For decades, the frontline medical treatment for depression has been psychoactive prescription drugs, sometimes in addition to cognitive behavior therapy. The use of these brain chemistry-altering drugs comes with a list of potential side effects, some as harmful as suicide. Also, many patients who try to get off of these drugs experience a condition known as "antidepressant discontinuation syndrome," which is likely the result of the brain becoming adjusted to the medication and unable to function properly when it is deprived of it. Treating depression with medications is based on a hypothesis that implies deregulation in neurotransmitter signaling is the main cause of the condition. Yes, you read that correctly - treating depression with antidepressant drugs is based on a HYPOTHESIS! Furthermore, this rationale for treatment fails to take into account many other well-studied causes for depression. This may partially explain why the success rate of pharmacologic intervention for depression is less than 50%. Patients who don't respond to treatment with antidepressants receive the diagnosis of "treatment resistant depression" and become candidates for procedures like electroconvulsive therapy, which is very effective, but causes memory loss. To summarize, this hypothesis is widely accepted as fact, and drugs continue to be the primary treatment of depression despite the many adverse side effects, low success rate, and failure to address other potential causes.
How We Can Help

Your brain perceives everything in this world. The difference between someone with depression and someone without it is that they perceive the world differently. When you receive a chiropractic adjustment or perform a functional neurology exercise, you are actually sending a specific and direct stimulus to your brain.

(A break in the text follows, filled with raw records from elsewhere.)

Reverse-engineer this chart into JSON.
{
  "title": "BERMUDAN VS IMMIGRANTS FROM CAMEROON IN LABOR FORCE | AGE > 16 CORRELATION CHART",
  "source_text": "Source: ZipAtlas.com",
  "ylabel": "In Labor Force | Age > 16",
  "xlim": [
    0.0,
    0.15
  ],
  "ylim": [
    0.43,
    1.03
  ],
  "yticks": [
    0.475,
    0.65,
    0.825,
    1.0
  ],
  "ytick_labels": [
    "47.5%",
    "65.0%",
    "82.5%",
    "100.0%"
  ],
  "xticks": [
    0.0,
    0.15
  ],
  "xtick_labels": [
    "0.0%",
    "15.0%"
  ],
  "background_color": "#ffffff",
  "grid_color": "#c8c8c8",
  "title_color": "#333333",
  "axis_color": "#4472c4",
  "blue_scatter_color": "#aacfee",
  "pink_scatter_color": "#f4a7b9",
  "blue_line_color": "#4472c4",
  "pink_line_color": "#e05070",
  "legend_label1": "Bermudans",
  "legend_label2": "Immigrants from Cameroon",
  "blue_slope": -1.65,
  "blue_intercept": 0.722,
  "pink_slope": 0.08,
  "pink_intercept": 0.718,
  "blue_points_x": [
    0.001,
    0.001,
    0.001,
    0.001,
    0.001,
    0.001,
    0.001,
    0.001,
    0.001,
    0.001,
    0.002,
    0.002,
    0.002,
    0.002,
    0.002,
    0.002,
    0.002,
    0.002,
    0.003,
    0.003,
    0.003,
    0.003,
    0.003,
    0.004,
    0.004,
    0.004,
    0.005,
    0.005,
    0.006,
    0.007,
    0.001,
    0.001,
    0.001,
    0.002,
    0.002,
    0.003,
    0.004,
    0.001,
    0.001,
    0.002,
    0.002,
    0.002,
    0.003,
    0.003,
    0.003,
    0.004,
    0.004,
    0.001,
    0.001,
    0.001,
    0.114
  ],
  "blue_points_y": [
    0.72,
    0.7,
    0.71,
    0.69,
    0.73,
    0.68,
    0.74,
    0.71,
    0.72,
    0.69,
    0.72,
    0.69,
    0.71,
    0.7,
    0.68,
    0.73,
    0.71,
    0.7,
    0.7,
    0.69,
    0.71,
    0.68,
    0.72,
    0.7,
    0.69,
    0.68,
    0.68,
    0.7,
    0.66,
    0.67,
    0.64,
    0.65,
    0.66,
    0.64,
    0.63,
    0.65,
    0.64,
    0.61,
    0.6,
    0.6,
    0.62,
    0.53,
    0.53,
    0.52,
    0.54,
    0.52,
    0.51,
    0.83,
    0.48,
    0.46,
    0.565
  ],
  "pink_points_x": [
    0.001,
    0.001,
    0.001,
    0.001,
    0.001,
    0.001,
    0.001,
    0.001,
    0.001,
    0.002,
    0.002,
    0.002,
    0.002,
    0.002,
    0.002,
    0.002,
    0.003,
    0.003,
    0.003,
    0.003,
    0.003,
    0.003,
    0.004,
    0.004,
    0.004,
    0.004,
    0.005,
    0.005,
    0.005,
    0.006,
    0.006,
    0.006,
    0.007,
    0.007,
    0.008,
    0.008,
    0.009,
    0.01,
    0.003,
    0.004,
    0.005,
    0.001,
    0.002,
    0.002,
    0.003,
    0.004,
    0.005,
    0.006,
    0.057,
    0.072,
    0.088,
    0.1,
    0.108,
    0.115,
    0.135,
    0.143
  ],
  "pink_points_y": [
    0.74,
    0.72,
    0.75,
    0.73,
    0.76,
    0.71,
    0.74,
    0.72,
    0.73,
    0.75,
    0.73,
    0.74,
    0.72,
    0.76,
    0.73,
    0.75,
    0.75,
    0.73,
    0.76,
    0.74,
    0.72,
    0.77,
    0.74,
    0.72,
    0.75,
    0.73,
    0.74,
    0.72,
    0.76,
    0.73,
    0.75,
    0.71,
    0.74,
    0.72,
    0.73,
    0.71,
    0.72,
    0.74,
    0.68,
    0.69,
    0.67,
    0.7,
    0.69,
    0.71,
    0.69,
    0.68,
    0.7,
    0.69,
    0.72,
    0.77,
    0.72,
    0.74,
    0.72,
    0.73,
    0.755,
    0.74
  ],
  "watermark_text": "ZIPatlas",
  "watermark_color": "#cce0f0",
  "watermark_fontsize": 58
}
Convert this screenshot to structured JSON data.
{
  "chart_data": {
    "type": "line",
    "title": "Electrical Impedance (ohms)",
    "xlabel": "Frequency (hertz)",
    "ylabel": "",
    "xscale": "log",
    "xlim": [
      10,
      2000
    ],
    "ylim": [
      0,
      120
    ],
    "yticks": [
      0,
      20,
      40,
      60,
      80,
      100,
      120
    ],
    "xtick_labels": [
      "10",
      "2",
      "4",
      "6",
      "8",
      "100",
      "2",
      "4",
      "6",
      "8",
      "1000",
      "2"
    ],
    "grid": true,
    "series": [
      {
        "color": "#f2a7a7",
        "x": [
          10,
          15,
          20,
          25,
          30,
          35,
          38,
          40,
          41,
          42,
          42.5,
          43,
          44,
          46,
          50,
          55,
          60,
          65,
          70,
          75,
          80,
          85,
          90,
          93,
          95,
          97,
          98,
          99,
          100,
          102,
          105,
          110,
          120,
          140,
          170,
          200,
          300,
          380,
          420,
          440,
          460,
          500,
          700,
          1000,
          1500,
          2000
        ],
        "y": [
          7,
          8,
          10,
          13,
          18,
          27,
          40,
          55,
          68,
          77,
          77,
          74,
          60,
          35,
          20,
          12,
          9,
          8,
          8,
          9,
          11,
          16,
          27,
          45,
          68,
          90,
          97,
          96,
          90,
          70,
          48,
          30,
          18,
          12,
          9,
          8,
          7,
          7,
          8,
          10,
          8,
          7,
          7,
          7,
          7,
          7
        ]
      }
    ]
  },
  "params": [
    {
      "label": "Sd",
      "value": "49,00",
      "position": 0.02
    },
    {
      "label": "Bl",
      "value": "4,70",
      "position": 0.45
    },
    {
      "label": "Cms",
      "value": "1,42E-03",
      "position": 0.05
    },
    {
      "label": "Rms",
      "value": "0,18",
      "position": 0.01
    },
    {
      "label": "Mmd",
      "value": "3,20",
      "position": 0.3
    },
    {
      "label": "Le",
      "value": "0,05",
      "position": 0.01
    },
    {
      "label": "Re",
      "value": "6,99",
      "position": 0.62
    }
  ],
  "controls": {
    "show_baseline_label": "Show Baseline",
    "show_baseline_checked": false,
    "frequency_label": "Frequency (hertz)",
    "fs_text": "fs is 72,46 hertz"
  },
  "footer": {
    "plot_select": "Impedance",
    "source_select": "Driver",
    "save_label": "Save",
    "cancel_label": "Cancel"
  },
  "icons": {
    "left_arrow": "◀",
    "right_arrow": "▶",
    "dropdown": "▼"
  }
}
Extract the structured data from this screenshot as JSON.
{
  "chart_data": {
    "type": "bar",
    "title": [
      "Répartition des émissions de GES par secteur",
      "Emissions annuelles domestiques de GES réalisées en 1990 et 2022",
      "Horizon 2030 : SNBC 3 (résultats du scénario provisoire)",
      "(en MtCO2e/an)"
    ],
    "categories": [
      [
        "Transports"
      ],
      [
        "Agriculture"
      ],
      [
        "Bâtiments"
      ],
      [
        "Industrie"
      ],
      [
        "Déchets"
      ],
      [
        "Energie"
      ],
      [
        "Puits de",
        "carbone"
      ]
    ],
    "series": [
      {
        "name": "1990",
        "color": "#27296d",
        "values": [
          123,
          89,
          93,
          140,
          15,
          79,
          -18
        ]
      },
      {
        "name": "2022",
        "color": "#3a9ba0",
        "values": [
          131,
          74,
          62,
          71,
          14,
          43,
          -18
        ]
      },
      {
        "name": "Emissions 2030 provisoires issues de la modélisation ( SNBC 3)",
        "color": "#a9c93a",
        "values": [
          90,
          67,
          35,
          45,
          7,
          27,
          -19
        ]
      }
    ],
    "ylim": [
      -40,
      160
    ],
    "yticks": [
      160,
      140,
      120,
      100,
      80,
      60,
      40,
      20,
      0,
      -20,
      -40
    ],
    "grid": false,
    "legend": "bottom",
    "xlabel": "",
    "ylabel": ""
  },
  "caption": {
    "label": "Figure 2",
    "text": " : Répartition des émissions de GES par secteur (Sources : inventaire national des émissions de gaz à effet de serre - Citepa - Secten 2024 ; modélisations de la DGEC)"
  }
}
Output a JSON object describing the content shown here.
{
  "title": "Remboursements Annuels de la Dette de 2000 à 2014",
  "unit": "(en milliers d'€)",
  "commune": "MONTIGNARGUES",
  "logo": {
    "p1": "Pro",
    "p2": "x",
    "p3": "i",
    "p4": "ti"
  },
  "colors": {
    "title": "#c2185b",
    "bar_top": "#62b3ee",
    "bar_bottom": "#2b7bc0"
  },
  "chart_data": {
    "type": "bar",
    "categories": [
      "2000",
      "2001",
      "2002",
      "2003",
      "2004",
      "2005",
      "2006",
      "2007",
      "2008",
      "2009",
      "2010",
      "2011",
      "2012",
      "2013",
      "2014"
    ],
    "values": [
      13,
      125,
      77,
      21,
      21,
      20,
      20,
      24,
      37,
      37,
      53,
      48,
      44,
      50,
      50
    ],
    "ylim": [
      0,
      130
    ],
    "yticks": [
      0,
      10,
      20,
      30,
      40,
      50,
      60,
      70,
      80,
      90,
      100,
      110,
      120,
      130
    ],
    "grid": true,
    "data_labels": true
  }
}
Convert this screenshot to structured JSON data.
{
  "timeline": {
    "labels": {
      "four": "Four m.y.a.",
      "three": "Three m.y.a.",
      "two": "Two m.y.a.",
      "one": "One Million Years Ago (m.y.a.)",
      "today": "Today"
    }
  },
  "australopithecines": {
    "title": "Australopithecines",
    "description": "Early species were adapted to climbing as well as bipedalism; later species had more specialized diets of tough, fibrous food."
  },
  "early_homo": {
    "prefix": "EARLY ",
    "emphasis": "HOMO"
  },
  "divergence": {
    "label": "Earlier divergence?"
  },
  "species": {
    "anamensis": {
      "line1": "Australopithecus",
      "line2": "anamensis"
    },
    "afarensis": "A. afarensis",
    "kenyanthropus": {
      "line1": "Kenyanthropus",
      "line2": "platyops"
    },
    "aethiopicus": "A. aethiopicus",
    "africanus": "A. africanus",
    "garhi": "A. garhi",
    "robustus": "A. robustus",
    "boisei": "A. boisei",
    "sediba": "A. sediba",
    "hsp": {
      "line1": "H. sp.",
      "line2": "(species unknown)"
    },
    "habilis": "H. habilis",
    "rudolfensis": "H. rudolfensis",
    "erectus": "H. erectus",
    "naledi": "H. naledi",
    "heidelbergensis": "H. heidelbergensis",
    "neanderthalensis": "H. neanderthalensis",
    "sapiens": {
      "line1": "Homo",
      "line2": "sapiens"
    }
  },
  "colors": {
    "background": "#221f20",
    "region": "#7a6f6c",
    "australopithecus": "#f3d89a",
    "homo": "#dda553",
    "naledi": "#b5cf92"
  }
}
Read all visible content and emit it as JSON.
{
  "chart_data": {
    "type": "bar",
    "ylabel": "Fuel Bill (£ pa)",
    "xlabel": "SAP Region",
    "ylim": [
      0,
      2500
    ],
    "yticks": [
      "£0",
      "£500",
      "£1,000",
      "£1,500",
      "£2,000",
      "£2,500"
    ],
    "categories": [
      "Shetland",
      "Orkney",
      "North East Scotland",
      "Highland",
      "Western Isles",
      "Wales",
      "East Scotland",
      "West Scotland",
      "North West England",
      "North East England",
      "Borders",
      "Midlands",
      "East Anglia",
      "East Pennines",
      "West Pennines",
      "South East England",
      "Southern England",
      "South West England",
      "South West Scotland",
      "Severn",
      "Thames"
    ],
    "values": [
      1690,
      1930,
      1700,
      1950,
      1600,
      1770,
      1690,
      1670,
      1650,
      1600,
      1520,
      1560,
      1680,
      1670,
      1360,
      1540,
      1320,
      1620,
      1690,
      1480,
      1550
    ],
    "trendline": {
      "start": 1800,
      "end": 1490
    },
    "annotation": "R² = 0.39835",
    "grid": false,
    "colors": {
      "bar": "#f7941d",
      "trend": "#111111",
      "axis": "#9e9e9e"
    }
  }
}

This stimulus actually has the capability of naturally altering the way your brain sees the world by affecting neurotransmitters and the firing of neurons. As brain and nervous system specialists who utilize only non-surgical and drug-free approaches, chiropractors recognize the potential our treatments have to address psychological problems, such as depression.  

We also recognize the complex nature of depression and the need for a comprehensive management strategy.  Therefore, we do not treat depression as a stand-alone diagnosis. In fact, we have found that very frequently, depression is a symptom of another problem, such as stress, brain imbalance, a metabolic issue, and surprisingly often, a traumatic brain injury. We have also found that depression responds very well to a proper diet and nutritional supplementation - most likely because all of the neurotransmitters in our brain are also made in our digestive system. Like many other conditions, symptoms of depression often disappear as a result of sending specific sensory stimulation to your brain via adjustments and functional neurology; addressing any underlying causative factors; and by supporting the body with the nutrients it needs to function properly.